El ministro de Defensa Nacional de Chile, Fernando Barros Tocornal, ha anunciado durante una visita a la Región de Magallanes y la Antártica Chilena que la Fuerza Aérea de Chile (FACh) evalúa la renovación de su flota de cazas F-5E/F Tiger III en el corto y medio plazo. La decisión, enmarcada en la primera sesión del Consejo Aéreo de la FACh en la IVª Brigada Aérea, responde a la necesidad de modernizar la capacidad de combate aéreo chilena, especialmente en la defensa de la región austral, según fuentes del Ministerio de Defensa chileno.
Los F-5 Tiger III, en servicio desde la década de 1980, presentan limitaciones operativas frente a amenazas modernas, por lo que su sustitución se ha convertido en una prioridad estratégica.

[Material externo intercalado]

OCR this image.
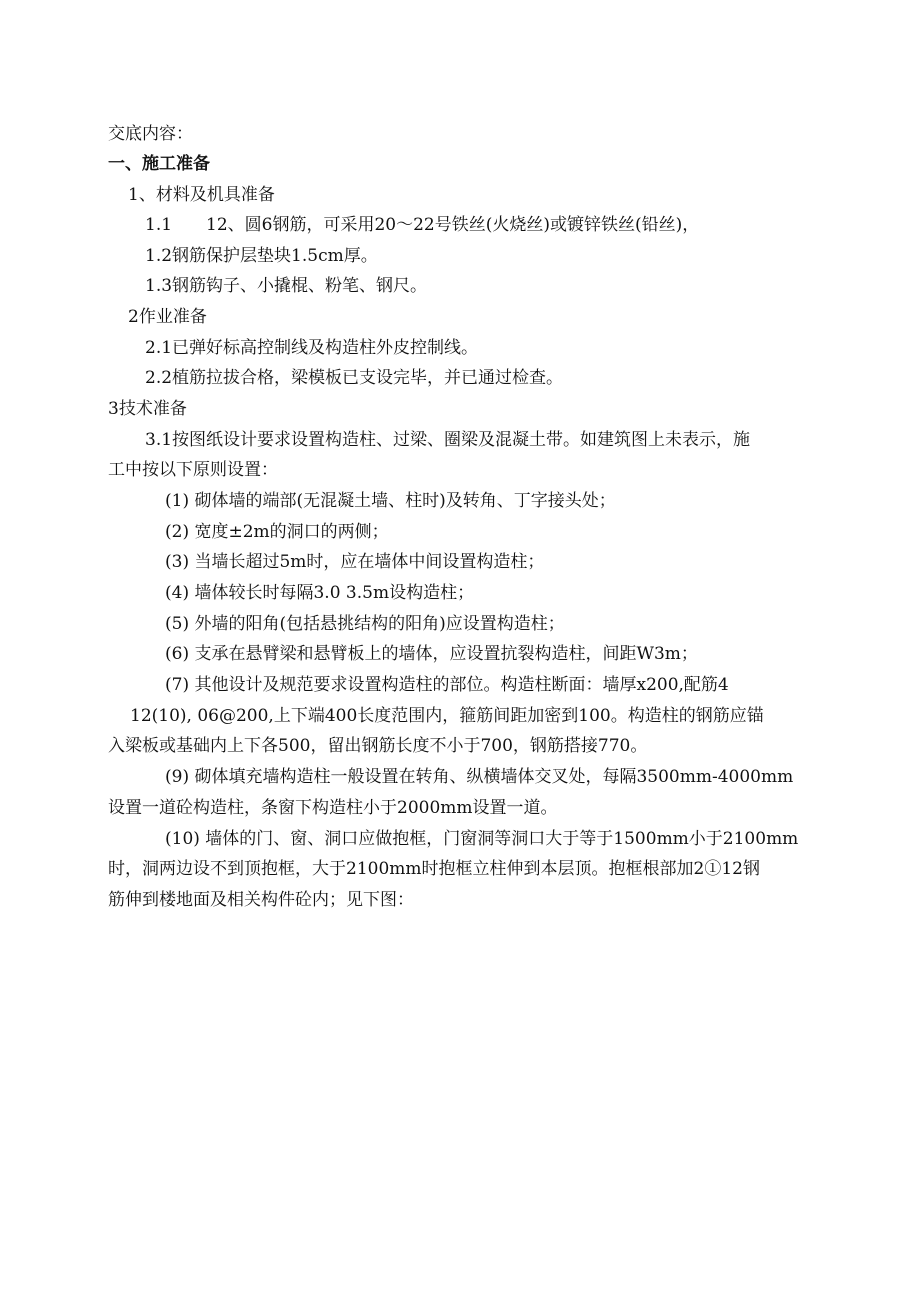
交底内容：
一、施工准备
1、材料及机具准备
1.1　　12、圆6钢筋，可采用20～22号铁丝(火烧丝)或镀锌铁丝(铅丝)，
1.2钢筋保护层垫块1.5cm厚。
1.3钢筋钩子、小撬棍、粉笔、钢尺。
2作业准备
2.1已弹好标高控制线及构造柱外皮控制线。
2.2植筋拉拔合格，梁模板已支设完毕，并已通过检查。
3技术准备
3.1按图纸设计要求设置构造柱、过梁、圈梁及混凝土带。如建筑图上未表示，施
工中按以下原则设置：
(1) 砌体墙的端部(无混凝土墙、柱时)及转角、丁字接头处；
(2) 宽度±2m的洞口的两侧；
(3) 当墙长超过5m时，应在墙体中间设置构造柱；
(4) 墙体较长时每隔3.0 3.5m设构造柱；
(5) 外墙的阳角(包括悬挑结构的阳角)应设置构造柱；
(6) 支承在悬臂梁和悬臂板上的墙体，应设置抗裂构造柱，间距W3m；
(7) 其他设计及规范要求设置构造柱的部位。构造柱断面：墙厚x200,配筋4
12(10), 06@200,上下端400长度范围内，箍筋间距加密到100。构造柱的钢筋应锚
入梁板或基础内上下各500，留出钢筋长度不小于700，钢筋搭接770。
(9) 砌体填充墙构造柱一般设置在转角、纵横墙体交叉处，每隔3500mm-4000mm
设置一道砼构造柱，条窗下构造柱小于2000mm设置一道。
(10) 墙体的门、窗、洞口应做抱框，门窗洞等洞口大于等于1500mm小于2100mm
时，洞两边设不到顶抱框，大于2100mm时抱框立柱伸到本层顶。抱框根部加2①12钢
筋伸到楼地面及相关构件砼内；见下图：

Según ha trascendido en círculos de defensa, el proceso de evaluación contempla múltiples candidatos internacionales, entre los que figuran el F-16 estadounidense, el Gripen sueco y el KF-21 surcoreano. La decisión final dependerá de factores presupuestarios, técnicos y de transferencia tecnológica.

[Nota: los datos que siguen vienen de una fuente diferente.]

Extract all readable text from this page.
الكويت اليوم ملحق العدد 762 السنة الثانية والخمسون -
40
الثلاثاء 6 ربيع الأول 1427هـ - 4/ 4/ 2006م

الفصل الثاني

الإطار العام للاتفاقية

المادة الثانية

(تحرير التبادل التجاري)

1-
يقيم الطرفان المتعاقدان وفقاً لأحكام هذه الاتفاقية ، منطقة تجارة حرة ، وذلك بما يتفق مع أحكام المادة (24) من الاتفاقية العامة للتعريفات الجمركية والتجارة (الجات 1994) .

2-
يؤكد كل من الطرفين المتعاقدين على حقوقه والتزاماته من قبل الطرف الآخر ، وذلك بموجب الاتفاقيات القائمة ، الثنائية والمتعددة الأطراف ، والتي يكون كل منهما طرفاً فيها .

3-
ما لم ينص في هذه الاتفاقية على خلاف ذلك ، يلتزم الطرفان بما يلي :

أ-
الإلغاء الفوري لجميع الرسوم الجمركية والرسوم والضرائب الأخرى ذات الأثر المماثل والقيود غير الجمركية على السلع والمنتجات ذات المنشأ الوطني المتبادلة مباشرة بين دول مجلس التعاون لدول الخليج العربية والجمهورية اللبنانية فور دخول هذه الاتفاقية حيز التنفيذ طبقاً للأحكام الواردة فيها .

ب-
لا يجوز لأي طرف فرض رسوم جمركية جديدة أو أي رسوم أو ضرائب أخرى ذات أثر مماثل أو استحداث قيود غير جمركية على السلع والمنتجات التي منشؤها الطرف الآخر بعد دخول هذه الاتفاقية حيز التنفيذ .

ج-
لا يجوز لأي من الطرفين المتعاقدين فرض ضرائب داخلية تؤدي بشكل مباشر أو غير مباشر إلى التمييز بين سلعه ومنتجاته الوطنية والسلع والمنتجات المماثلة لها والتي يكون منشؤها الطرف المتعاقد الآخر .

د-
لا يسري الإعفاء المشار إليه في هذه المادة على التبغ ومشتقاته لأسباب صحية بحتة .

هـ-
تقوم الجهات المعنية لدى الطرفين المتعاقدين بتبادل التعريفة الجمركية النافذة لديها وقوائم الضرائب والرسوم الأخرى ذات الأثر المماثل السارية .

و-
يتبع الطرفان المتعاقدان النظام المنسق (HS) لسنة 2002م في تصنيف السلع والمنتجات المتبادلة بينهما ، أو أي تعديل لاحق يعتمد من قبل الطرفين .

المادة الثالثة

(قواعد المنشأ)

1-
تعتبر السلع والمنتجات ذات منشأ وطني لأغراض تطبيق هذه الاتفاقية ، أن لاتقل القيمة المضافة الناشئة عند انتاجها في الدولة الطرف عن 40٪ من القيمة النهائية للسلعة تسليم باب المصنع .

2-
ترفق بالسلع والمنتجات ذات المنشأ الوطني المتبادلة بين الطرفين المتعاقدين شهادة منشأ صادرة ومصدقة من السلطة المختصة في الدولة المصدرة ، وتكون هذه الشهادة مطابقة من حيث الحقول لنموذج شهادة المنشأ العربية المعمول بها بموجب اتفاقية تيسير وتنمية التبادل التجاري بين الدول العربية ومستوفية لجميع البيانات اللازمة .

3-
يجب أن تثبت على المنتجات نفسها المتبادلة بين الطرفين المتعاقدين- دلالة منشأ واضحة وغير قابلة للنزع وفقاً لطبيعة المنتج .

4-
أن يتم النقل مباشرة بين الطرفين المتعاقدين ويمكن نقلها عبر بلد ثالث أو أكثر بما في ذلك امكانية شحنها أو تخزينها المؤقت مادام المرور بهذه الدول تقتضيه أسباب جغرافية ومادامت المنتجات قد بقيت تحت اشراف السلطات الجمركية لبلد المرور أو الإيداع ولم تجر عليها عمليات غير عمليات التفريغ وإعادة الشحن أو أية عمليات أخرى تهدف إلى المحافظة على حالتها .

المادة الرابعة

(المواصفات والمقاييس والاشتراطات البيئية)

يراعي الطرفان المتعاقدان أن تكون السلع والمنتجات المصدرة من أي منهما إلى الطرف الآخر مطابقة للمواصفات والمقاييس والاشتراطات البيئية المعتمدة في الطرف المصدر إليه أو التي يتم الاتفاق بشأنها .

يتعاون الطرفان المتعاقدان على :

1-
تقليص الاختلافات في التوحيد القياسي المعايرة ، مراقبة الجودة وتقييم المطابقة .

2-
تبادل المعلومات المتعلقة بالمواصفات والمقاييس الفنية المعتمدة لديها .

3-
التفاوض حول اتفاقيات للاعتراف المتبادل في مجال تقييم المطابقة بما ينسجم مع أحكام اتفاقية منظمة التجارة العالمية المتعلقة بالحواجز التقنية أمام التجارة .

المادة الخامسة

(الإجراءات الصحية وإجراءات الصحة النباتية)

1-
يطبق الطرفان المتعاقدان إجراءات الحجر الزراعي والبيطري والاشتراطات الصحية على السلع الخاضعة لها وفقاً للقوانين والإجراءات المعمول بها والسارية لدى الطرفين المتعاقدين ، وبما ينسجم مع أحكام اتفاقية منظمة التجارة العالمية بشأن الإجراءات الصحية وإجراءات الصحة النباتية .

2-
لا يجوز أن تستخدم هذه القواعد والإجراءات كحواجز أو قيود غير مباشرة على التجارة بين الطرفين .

Actualmente, la FACh mantiene unos 15 cazas F-5 operativos, desplegados principalmente en la base aérea de Punta Arenas, desde donde realizan misiones de patrullaje y vigilancia de la soberanía en el extremo sur del país. Su reemplazo supondrá una inversión millonaria que el Gobierno chileno deberá negociar en los próximos presupuestos. El ministerio no ha precisado plazos concretos ni el alcance económico del programa, aunque fuentes castrenses indican que se buscará un acuerdo que garantice la interoperabilidad con aliados regionales.